RealVNF/distributed-drl-coordination

Question about SPRPolicy

burnCalories opened this issue · 6 comments

This program is great, with excellent success rates and speed. I also tried acer and ppo2 algorithms. acer can be very close to the success rate of the acktr algorithm, and ppo2 is relatively low. Recently, I was reading the source code, but I don't understand neural networks very well, so I don't quite understand rewriting MLP policy.
class SPRPolicy(FeedForwardPolicy): """ Custom policy. Exactly the same as MlpPolicy but with different NN configuration """ def __init__(self, sess, ob_space, ac_space, n_env, n_steps, n_batch, reuse=False, **_kwargs): self.params: Params = _kwargs['params'] pi_layers = self.params.agent_config['pi_nn'] vf_layers = self.params.agent_config['vf_nn'] activ_function_name = self.params.agent_config['nn_activ'] activ_function = eval(activ_function_name) net_arch = [dict(vf=vf_layers, pi=pi_layers)] super(SPRPolicy, self).__init__(sess, ob_space, ac_space, n_env, n_steps, n_batch, reuse, net_arch=net_arch, act_fun=activ_function, feature_extraction="spr", **_kwargs)
I found that deep coord seems to use a similar neural network structure. Can you briefly describe why you want to rewrite policy and what are the advantages of doing so? Looking forward to your reply:)

Hi, @stefanbschneider. I have understood the above question. Recently, I attempted to upgrade some dependency packages and code for distributed-drl-coordination to a Pytorch+Gym environment, and tried the PPO+GAE algorithm ofstable_baselines3, it was found that this algorithm can achieve similar results as the acker algorithm and improve the success rate slightly under real-world-trace.

Hi~ When I run pip install -r requirements.txt, it always times out.
error: subprocess-exited-with-error

× git clone --filter=blob:none --quiet git://github.com/RealVNF/common-utils /home/guohao/PycharmProjects/codes/venv/src/common-utils did not run successfully.
│ exit code: 128
╰─> See above for output.

note: This error originates from a subprocess, and is likely not a problem with pip.
error: subprocess-exited-with-error

× git clone --filter=blob:none --quiet git://github.com/RealVNF/common-utils /home/guohao/PycharmProjects/codes/venv/src/common-utils did not run successfully.
│ exit code: 128
╰─> See above for output.
How can I solve this problem? thank you

Hi, @stefanbschneider. I have understood the above question. Recently, I attempted to upgrade some dependency packages and code for distributed-drl-coordination to a Pytorch+Gym environment, and tried the PPO+GAE algorithm ofstable_baselines3, it was found that this algorithm can achieve similar results as the acker algorithm and improve the success rate slightly under real-world-trace.

@burnCalories Great to hear! Does that mean, your question is resolved?

If you have a project using our distributed-drl-coordination code, let me know and I am happy to reference it in our readme!
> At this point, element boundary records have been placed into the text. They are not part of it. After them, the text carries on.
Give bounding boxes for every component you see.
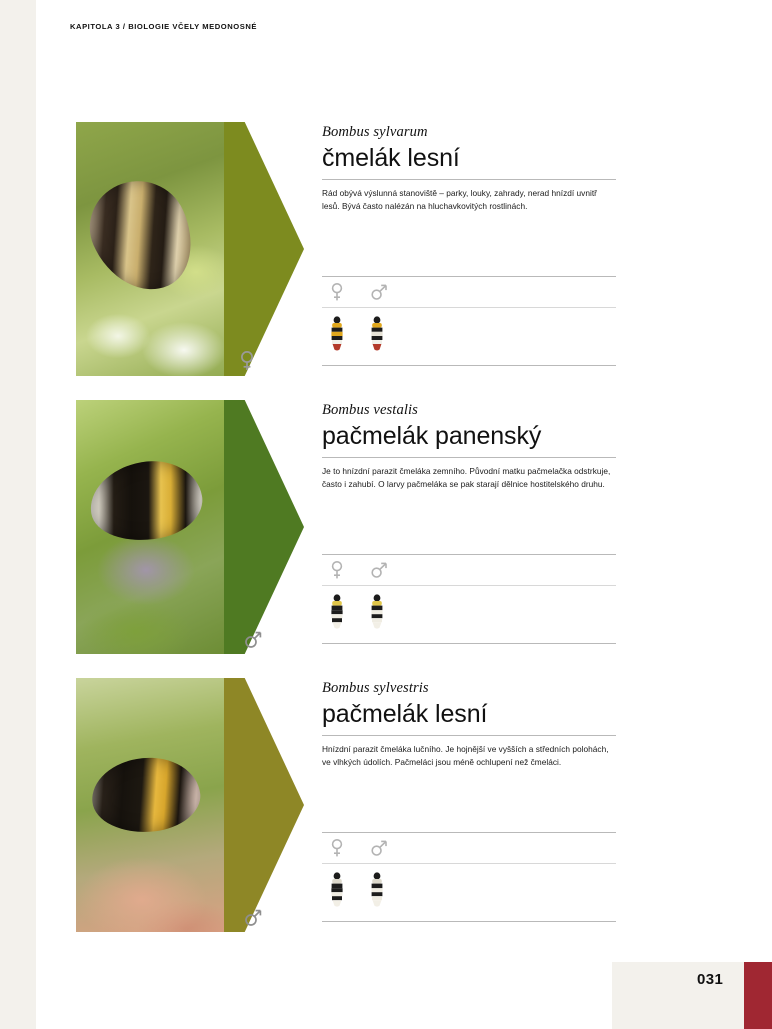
bee-diagram-female <box>329 593 345 633</box>
morph-header-row <box>322 555 616 586</box>
species-description: Hnízdní parazit čmeláka lučního. Je hojnější ve vyšších a středních polohách, ve vlhkých údolích. Pačmeláci jsou méně ochlupení než čmeláci. <box>322 744 609 768</box>
female-symbol-icon <box>330 560 344 580</box>
morph-illustration-row <box>322 864 616 920</box>
species-text-column <box>322 124 616 213</box>
page-number: 031 <box>697 971 724 988</box>
species-description: Rád obývá výslunná stanoviště – parky, louky, zahrady, nerad hnízdí uvnitř lesů. Bývá často nalézán na hluchavkovitých rostlinách. <box>322 188 597 212</box>
bee-diagram-male <box>369 593 385 633</box>
page-edge-strip <box>0 0 36 1029</box>
morph-illustration-row <box>322 586 616 642</box>
morph-header-row <box>322 277 616 308</box>
species-figure <box>76 678 304 936</box>
male-symbol-icon <box>244 906 260 928</box>
species-photo <box>76 678 224 932</box>
species-text-column <box>322 402 616 491</box>
male-symbol-icon <box>244 628 260 650</box>
male-symbol-icon <box>370 282 384 302</box>
latin-name: Bombus sylvestris <box>322 680 429 696</box>
species-photo <box>76 122 224 376</box>
bee-diagram-female <box>329 871 345 911</box>
morph-table <box>322 832 616 922</box>
running-head: KAPITOLA 3 / BIOLOGIE VČELY MEDONOSNÉ <box>70 22 258 31</box>
photo-image-bombus-sylvestris <box>76 678 224 932</box>
bee-diagram-male <box>369 871 385 911</box>
female-symbol-icon <box>239 350 255 372</box>
morph-table <box>322 276 616 366</box>
species-figure <box>76 400 304 658</box>
species-text-column <box>322 680 616 769</box>
species-figure <box>76 122 304 380</box>
bee-diagram-male <box>369 315 385 355</box>
latin-name: Bombus sylvarum <box>322 124 428 140</box>
species-description: Je to hnízdní parazit čmeláka zemního. Původní matku pačmelačka odstrkuje, často i zahubí. O larvy pačmeláka se pak starají dělnice hostitelského druhu. <box>322 466 611 490</box>
species-photo <box>76 400 224 654</box>
photo-image-bombus-sylvarum <box>76 122 224 376</box>
bee-diagram-female <box>329 315 345 355</box>
latin-name: Bombus vestalis <box>322 402 418 418</box>
common-name: čmelák lesní <box>322 145 616 180</box>
male-symbol-icon <box>370 560 384 580</box>
female-symbol-icon <box>330 838 344 858</box>
morph-header-row <box>322 833 616 864</box>
morph-table <box>322 554 616 644</box>
female-symbol-icon <box>330 282 344 302</box>
footer-accent-block <box>744 962 772 1029</box>
common-name: pačmelák lesní <box>322 701 616 736</box>
morph-illustration-row <box>322 308 616 364</box>
male-symbol-icon <box>370 838 384 858</box>
photo-image-bombus-vestalis <box>76 400 224 654</box>
common-name: pačmelák panenský <box>322 423 616 458</box>
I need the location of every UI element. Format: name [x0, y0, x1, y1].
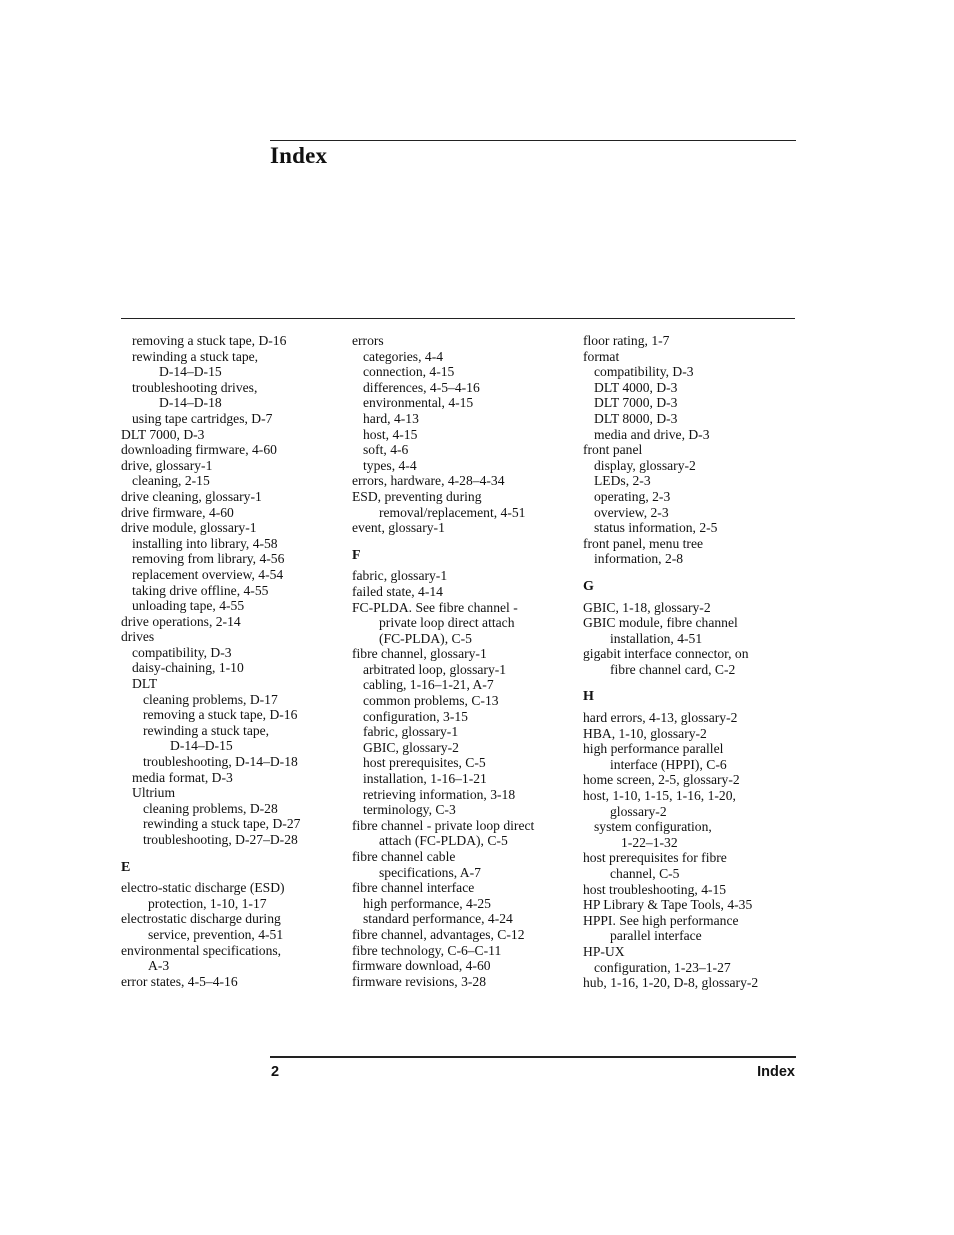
index-entry: FC-PLDA. See fibre channel -: [352, 599, 518, 615]
index-entry: LEDs, 2-3: [594, 473, 651, 489]
index-entry: errors: [352, 333, 384, 348]
index-entry: troubleshooting, D-14–D-18: [143, 754, 298, 770]
index-entry: attach (FC-PLDA), C-5: [379, 833, 508, 849]
index-entry: DLT: [132, 676, 158, 692]
index-entry: removing from library, 4-56: [132, 551, 285, 567]
index-entry: service, prevention, 4-51: [148, 926, 284, 942]
index-entry: gigabit interface connector, on: [583, 646, 749, 662]
index-entry: drive operations, 2-14: [121, 613, 241, 629]
index-entry: fibre channel, glossary-1: [352, 646, 487, 662]
index-entry: troubleshooting drives,: [132, 379, 258, 395]
index-entry: Ultrium: [132, 785, 176, 801]
index-entry: fibre channel card, C-2: [610, 661, 736, 677]
index-entry: format: [583, 348, 620, 364]
index-entry: error states, 4-5–4-16: [121, 973, 238, 989]
index-entry: differences, 4-5–4-16: [363, 379, 480, 395]
index-entry: GBIC module, fibre channel: [583, 615, 738, 631]
index-entry: GBIC, 1-18, glossary-2: [583, 599, 711, 615]
index-entry: fibre channel interface: [352, 880, 475, 896]
index-entry: (FC-PLDA), C-5: [379, 630, 472, 646]
index-entry: 1-22–1-32: [621, 834, 678, 850]
index-entry: fabric, glossary-1: [363, 724, 459, 740]
index-entry: configuration, 3-15: [363, 708, 468, 724]
index-entry: host, 4-15: [363, 426, 418, 442]
index-entry: GBIC, glossary-2: [363, 739, 459, 755]
index-entry: channel, C-5: [610, 866, 680, 881]
index-entry: electro-static discharge (ESD): [121, 880, 285, 896]
index-entry: specifications, A-7: [379, 864, 481, 880]
index-entry: host prerequisites, C-5: [363, 755, 486, 771]
index-entry: taking drive offline, 4-55: [132, 582, 269, 598]
index-entry: media and drive, D-3: [594, 426, 710, 442]
index-entry: front panel: [583, 442, 643, 458]
index-entry: compatibility, D-3: [594, 364, 694, 380]
index-entry: front panel, menu tree: [583, 535, 704, 551]
index-entry: fibre channel, advantages, C-12: [352, 926, 525, 942]
index-entry: installation, 4-51: [610, 630, 703, 646]
index-entry: cleaning problems, D-17: [143, 691, 278, 707]
index-entry: DLT 8000, D-3: [594, 410, 678, 426]
index-entry: drive, glossary-1: [121, 457, 213, 473]
index-entry: downloading firmware, 4-60: [121, 442, 277, 458]
index-entry: hub, 1-16, 1-20, D-8, glossary-2: [583, 975, 759, 991]
index-entry: HP-UX: [583, 943, 625, 959]
index-entry: overview, 2-3: [594, 504, 669, 520]
index-entry: environmental, 4-15: [363, 395, 474, 411]
index-entry: host, 1-10, 1-15, 1-16, 1-20,: [583, 788, 736, 804]
index-entry: compatibility, D-3: [132, 644, 232, 660]
index-entry: media format, D-3: [132, 769, 233, 785]
index-entry: replacement overview, 4-54: [132, 566, 284, 582]
index-entry: removal/replacement, 4-51: [379, 504, 526, 520]
index-entry: display, glossary-2: [594, 457, 696, 473]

@BMDACMER Hi thanks for raising the problem. Since this seems unrelated, I moved it into a separate issue and will look into it there: #3

@stefanbschneider Yes, I've figured out the problem. I am very willing to share my project with you. Currently, I have not started writing my paper and I am still trying more. Do I need to apply for a pull requests? As the Pytorch version of distributed-drl-coordination.
I am currently trying to modify to the RAY version. Because ray has richer algorithms, layered algorithms, and multi-agent algorithms, but due to the difficulty in understanding RAY's training, saving, and testing agents, I am still learning. The good news is that I have seen your relevant answers in ray's question, which is great! But I haven't been able to successfully complete the version conversion yet.

I agree, Ray RLlib provides a lot more features and I am currently mostly using Ray for RL. But due to its many features it takes a while to get used to.

Just open an issue with the link to your project/paper once it is ready and I am happy to include it in the Readme :) Good luck!

I'll close this issue in the meantime.